Option 1: Going Digital
Pros: You can ‘attend’ a beer festival from your own couch.
Cons: No matter how much you lick the screen, you won’t be able to taste the beers. Gotta get ‘em beforehand.
GABF isn’t the only fest moving to an online model this year. Plenty of online beer events have already happened, from The San Diego Beer Festival to beer review site Untappd’s Virtual Fest. And more are on the way.
Fresh Fest — the nation’s first Black-organized beer festival — is embracing the online model. They have a full calendar of events and speakers, along with an incredible line-up of beers, including offerings from heavy hitters like Allagash and from Weathered Souls, the brewery behind the worldwide Black is Beautiful initiative.

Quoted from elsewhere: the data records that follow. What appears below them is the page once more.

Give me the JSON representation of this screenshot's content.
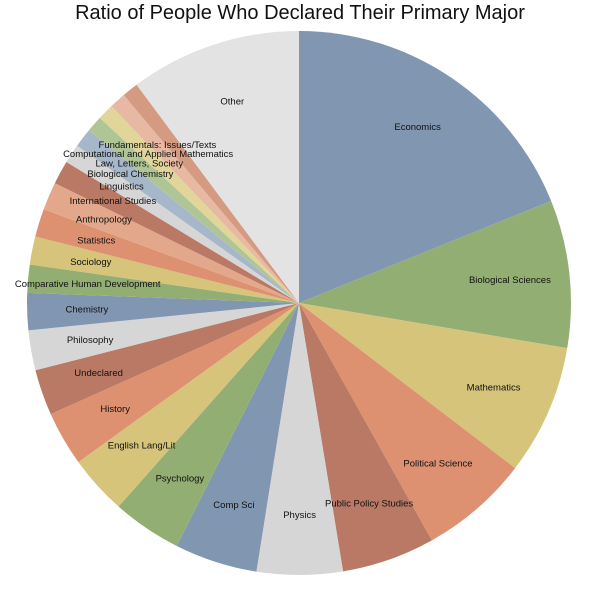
{
  "chart_data": {
    "type": "pie",
    "title": "Ratio of People Who Declared Their Primary Major",
    "start_angle_deg": 0,
    "direction": "clockwise",
    "slices": [
      {
        "label": "Economics",
        "value": 21.5,
        "color": "#8196b1"
      },
      {
        "label": "Biological Sciences",
        "value": 10.0,
        "color": "#93ae73"
      },
      {
        "label": "Mathematics",
        "value": 8.8,
        "color": "#d5c47a"
      },
      {
        "label": "Political Science",
        "value": 7.4,
        "color": "#dd9171"
      },
      {
        "label": "Public Policy Studies",
        "value": 6.3,
        "color": "#b97965"
      },
      {
        "label": "Physics",
        "value": 5.8,
        "color": "#d6d6d6"
      },
      {
        "label": "Comp Sci",
        "value": 5.6,
        "color": "#8196b1"
      },
      {
        "label": "Psychology",
        "value": 4.7,
        "color": "#93ae73"
      },
      {
        "label": "English Lang/Lit",
        "value": 4.0,
        "color": "#d5c47a"
      },
      {
        "label": "History",
        "value": 3.7,
        "color": "#dd9171"
      },
      {
        "label": "Undeclared",
        "value": 3.1,
        "color": "#b97965"
      },
      {
        "label": "Philosophy",
        "value": 2.7,
        "color": "#d6d6d6"
      },
      {
        "label": "Chemistry",
        "value": 2.5,
        "color": "#8196b1"
      },
      {
        "label": "Comparative Human Development",
        "value": 1.9,
        "color": "#93ae73"
      },
      {
        "label": "Sociology",
        "value": 1.9,
        "color": "#d5c47a"
      },
      {
        "label": "Statistics",
        "value": 1.9,
        "color": "#dd9171"
      },
      {
        "label": "Anthropology",
        "value": 1.9,
        "color": "#e3a88b"
      },
      {
        "label": "International Studies",
        "value": 1.6,
        "color": "#b97965"
      },
      {
        "label": "Linguistics",
        "value": 1.3,
        "color": "#d6d6d6"
      },
      {
        "label": "Biological Chemistry",
        "value": 1.3,
        "color": "#a7b7ca"
      },
      {
        "label": "Law, Letters, Society",
        "value": 1.1,
        "color": "#b0c596"
      },
      {
        "label": "Computational and Applied Mathematics",
        "value": 1.1,
        "color": "#e2d59a"
      },
      {
        "label": "Fundamentals: Issues/Texts",
        "value": 1.1,
        "color": "#e8b9a2"
      },
      {
        "label": "",
        "value": 1.1,
        "color": "#d49a82"
      },
      {
        "label": "Other",
        "value": 11.6,
        "color": "#e3e3e3"
      }
    ]
  }
}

And, since they’re partnering with online retailer Tavour, craft fans across the country will be able to get many of the featured beers delivered to their doors.
The Chicago Beer Festival is also holding an online event, with the option to pick up a box of beer the day before the event kicks off, so fans can follow along with the tastings at home.
Option 2: The Drive Through
Pros: It’s a drive through beer festival!
Cons: It’s a drive through beer festival…
At least one fest — Raleigh, North Carolina’s Brewgaloo — is keeping it analog with a drive through model. The fest is usually a giant street party held in April, but for obvious reasons, they could not move forward this year.
Instead, the organizers are collecting canned beers from the state’s top breweries like Trophy and Barrel Culture, and fans will be able to drive through the pop-up event and pick them up. Details are still fuzzy, but it looks like live music and a good time are still on the docket.
Of course, there won’t be any tasting in the car, so fans will have to drive back home before they start cracking open cans.
Option 3: Do It Yourself
Pros: It’s a good excuse to buy a lot of beer.
Cons: No festival grub.
Plenty of enterprising craft beer aficionados are taking matters into their own hands this summer — something that’s easier to do than ever before.
Many breweries across the country are offering home delivery for the first time ever, and thanks to online retailers like Tavour, serious connoisseurs can access rare, high-end brews from some of the most celebrated breweries in the country, like Anchorage Brewing, Weldwerks, and Westbrook.
The company’s app-based platform allows users to choose from a wide variety of beers over the course of several days or even weeks, then have them all shipped at the same time. It’s like a beer festival in a box.